Code for our paper "Noise-Robust De-Duplication at Scale" [NBER], [arxiv], [ICLR]
This repo includes:
- NEWS-COPY dataset: 27,210 document dataset, with 122,876 positive duplicate pairs, for studying noise-robust de-duplication.
- Rule-based de-duplication methods: hashing and N-gram overlap.
- Neural de-duplication methods: a contrastively trained bi-encoder, and a "re-rank" style approach combining a bi- and cross-encoder. Plus pre-trained models for both of these.
- Inference at scale for hashing and the biencoder methods.
If you find this work useful, please cite the following paper:
@inproceedings{silcock-etal-2020-noise,
title = "Noise-Robust De-Duplication at Scale",
author = "Silcock, Emily and D'Amico-Wong, Luca and Yang, Jinglin and Dell, Melissa",
booktitle = "International Conference on Learning Representations (ICLR)",
year = "2023",
}
git clone https://github.com/dell-research-harvard/NEWS-COPY.git
cd NEWS-COPY
conda env create -f environment.yml
- Historical Newspapers: train, evaluation and test sets can be downloaded here. For more detail see the paper above
- C4: C4 can be downloaded thanks to AllenAI - see allenai/allennlp#5056
Codebase for neural methods for de-duplication, n-gram overlap and locally sensitive hashing. These predominate in the literature, but are significantly outperformed by the neural methods below.
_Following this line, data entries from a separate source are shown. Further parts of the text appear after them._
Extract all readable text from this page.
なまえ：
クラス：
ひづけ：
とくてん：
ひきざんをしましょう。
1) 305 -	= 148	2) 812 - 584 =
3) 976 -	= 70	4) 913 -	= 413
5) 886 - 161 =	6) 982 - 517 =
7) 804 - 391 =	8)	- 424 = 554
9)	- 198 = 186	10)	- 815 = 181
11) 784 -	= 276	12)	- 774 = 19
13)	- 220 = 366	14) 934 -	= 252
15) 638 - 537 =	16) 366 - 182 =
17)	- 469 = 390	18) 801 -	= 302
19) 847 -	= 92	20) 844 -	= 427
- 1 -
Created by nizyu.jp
Training and evaluation scripts for a contrastively trained bi-encoder, and a "re-rank" style approach combining a bi- and cross-encoder. These outperform the rule-based approaches above.
Pretrained models for both the bi-encoder and cross-encoder can be found here.
Inference at scale for hashing (LSH) and the biencoder methods over C4 and SuperGlue. The bi-encoder scales well, de-duplicating a 10 million text corpus on a single GPU card in a matter of hours.